Congratulations on your letter to SAMSHA urging that HHS Secretary exercise authority to waive 30-patient limit on prescribers of BUPRENORPHINE. I wonder, though, if your office has assessed impact of the recent congressional bill (109-56) waiving the 30 patient per GROUP limit. Hopefully it's expanded patient access to care, but has it?

As a fervent advocate of opiate agonist treatment I applauded 109-56 and also your current effort to remove individual doctor limit as well. But would this really make much difference? You estimate Maine would need additional 667 certified docs to meet the need - I guess roughly 20,000 opiate dependent citizens. There are 33 Maine physicians now certified - to meet even a quarter of the addicted population, these 33 would have to prescribe to roughly 150 patients each - clearly unlikely. So what would the expected impact be of removing the individual physician limits?

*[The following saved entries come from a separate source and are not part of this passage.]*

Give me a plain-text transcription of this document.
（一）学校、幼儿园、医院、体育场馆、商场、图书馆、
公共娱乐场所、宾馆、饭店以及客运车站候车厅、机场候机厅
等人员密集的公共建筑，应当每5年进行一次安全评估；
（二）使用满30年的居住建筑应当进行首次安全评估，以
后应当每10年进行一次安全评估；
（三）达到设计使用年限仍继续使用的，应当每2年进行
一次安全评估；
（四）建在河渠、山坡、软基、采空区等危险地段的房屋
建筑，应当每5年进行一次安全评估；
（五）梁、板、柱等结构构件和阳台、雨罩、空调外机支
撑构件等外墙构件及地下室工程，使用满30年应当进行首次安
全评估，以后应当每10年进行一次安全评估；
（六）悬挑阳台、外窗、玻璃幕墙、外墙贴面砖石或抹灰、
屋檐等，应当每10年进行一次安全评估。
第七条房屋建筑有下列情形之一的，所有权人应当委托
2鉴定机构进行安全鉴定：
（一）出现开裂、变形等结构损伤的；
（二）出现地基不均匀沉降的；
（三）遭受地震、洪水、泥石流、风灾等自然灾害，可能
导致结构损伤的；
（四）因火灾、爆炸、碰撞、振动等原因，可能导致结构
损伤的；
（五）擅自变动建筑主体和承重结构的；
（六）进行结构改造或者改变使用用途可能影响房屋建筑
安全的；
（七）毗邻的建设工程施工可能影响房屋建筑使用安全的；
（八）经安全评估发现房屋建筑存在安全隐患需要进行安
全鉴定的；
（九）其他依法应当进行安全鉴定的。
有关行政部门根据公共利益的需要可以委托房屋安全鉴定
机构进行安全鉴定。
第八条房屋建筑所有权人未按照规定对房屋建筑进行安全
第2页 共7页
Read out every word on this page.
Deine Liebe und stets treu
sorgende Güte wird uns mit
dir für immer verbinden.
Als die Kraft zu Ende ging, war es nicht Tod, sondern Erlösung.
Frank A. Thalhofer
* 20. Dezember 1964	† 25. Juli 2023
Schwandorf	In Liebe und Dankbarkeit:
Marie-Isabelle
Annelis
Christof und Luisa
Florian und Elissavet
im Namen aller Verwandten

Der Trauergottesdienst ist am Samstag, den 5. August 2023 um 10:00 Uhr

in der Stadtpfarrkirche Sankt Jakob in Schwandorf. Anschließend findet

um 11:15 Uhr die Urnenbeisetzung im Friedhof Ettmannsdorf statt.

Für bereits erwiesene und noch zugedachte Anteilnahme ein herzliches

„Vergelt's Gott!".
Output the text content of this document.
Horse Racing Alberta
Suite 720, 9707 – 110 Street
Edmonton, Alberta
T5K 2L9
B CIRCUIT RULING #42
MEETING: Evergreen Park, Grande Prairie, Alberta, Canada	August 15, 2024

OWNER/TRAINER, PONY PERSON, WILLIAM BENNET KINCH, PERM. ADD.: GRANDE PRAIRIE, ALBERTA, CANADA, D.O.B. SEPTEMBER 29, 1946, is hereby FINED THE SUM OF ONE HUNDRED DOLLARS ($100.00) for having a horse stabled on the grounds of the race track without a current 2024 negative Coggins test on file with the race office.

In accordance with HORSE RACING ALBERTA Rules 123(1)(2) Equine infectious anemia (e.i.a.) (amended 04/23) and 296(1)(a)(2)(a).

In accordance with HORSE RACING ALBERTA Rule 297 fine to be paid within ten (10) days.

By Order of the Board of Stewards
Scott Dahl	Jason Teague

More is needed than lifting the physician-patient limit. I urge you to demand of Federal government that it explore promptly what alternatives exist, and move to implement those that are promising. Much can be done - France was able to increase patients in treatment from 0 to over 85,000 in about 7 years - overwhelmingly through generalist community-based practitioners. Community docs also are the primary source of care to some 65,000 methadone- and buprenorphine-maintenance patients. Why can't USA achieve similar expansion?

Thank you. Robert Newman MD, MPH

1 Comments:

At 10:20 AM, Anonymous Anonymous said...

You would go a long way in expanding care if PA's and NP's were added to the provider work force.
They have been very effective on expanding Tx in the methadone arena nation wide for the last 30 yrs.
Currently Suboxone and Subutex are the onlt medications a mid level provider may not Rx.